模型:
Salesforce/xgen-7b-8k-inst
Salesforce AI Research发布的XGen系列模型(7B系列)的官方研究版本:
标题: Long Sequence Modeling with XGen: A 7B LLM Trained on 8K Input Sequence Length
作者: Erik Nijkamp *,谢天*, Hiroaki Hayashi *, Bo Pang *,夏聪颖*,陈星,Jesse Vig,Semih Yavuz,Philippe Laban,Ben Krause,Senthil Purushwalkam,Tong Niu,Wojciech Kryscinski,Lidiya Murakhovs'ka,Prafulla Kumar Choubey,Alex Fabbri,刘烨,孟睿,屠理夫,Meghana Bhat, Chien-Sheng Wu ,Silvio Savarese, Yingbo Zhou , Shafiq Rayhan Joty , Caiming Xiong 。
(*表示平等贡献)
通信:Shafiq Rayhan Joty,Caiming Xiong
基于公共领域指令数据进行的监督微调模型。
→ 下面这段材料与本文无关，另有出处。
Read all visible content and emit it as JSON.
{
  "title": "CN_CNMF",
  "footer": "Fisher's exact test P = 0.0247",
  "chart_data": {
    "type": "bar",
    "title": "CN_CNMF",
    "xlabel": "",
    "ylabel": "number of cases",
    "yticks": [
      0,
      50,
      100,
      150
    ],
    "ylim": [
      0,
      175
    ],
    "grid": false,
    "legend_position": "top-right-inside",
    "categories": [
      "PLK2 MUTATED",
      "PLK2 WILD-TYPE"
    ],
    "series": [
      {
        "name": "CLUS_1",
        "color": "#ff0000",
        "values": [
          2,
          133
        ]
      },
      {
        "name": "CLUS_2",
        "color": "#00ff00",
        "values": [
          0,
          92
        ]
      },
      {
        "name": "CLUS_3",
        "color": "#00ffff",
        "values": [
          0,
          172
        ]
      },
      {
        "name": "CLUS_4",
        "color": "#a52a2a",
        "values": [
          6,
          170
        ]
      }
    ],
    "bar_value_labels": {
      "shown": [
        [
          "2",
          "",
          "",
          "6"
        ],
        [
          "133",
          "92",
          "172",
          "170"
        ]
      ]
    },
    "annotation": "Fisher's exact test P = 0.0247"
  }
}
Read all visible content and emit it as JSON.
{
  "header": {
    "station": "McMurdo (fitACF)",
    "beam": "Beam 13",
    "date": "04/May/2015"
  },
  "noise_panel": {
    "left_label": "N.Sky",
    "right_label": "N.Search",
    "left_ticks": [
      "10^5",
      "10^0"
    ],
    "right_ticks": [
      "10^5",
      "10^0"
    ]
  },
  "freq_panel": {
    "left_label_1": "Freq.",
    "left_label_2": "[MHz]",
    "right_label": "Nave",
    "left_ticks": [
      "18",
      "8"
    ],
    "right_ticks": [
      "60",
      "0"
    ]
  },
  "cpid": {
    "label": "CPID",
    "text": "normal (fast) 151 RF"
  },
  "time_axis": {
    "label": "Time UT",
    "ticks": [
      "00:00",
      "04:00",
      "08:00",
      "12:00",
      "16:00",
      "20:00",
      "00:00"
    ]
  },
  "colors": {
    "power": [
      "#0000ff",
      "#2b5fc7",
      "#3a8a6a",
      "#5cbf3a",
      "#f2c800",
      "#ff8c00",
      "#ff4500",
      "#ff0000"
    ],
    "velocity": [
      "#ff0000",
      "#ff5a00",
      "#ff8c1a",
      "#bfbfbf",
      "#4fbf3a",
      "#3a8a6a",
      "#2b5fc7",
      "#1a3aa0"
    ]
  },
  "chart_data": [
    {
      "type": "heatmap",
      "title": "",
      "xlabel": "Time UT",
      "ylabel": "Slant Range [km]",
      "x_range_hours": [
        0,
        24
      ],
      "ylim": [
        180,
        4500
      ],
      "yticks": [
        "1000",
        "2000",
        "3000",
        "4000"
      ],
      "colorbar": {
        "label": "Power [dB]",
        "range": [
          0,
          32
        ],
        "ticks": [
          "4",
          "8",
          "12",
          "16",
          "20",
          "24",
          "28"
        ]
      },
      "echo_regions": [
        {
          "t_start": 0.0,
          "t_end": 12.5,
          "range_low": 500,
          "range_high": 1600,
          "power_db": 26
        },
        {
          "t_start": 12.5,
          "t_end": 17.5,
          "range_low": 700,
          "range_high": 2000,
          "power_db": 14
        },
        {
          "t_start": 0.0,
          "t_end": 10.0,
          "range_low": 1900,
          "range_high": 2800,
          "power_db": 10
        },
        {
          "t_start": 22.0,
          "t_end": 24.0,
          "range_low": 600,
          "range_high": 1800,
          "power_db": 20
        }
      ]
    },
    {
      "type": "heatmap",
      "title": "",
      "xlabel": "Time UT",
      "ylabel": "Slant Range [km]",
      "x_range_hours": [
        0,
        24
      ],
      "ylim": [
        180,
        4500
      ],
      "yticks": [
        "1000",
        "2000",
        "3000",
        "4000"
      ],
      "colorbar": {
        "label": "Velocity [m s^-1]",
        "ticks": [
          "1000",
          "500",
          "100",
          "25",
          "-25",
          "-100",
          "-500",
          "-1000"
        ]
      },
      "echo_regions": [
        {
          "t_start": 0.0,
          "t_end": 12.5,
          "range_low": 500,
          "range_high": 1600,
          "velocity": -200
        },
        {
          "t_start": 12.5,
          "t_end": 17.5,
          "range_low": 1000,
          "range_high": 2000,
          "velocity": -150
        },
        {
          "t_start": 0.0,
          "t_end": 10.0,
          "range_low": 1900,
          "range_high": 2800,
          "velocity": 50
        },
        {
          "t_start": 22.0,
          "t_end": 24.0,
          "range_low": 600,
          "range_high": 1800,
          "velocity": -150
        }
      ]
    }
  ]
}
仅供研究目的发布。
使用OpenAI Tiktoken库对模型的训练数据进行了分词。
要使用此模型,请通过pip安装该软件包:
pip install tiktoken
模型可以按照以下方式用作自回归取样器:
import torch from transformers import AutoTokenizer, AutoModelForCausalLM tokenizer = AutoTokenizer.from_pretrained("Salesforce/xgen-7b-8k-inst", trust_remote_code=True) model = AutoModelForCausalLM.from_pretrained("Salesforce/xgen-7b-8k-inst", torch_dtype=torch.bfloat16) header = ( "A chat between a curious human and an artificial intelligence assistant. " "The assistant gives helpful, detailed, and polite answers to the human's questions.\n\n" ) article = "" # insert a document here prompt = f"### Human: Please summarize the following article.\n\n{article}.\n###" inputs = tokenizer(header + prompt, return_tensors="pt") sample = model.generate(**inputs, do_sample=True, max_new_tokens=2048, top_k=100, eos_token_id=50256) output = tokenizer.decode(sample[0]) print(output.strip().replace("Assistant:", ""))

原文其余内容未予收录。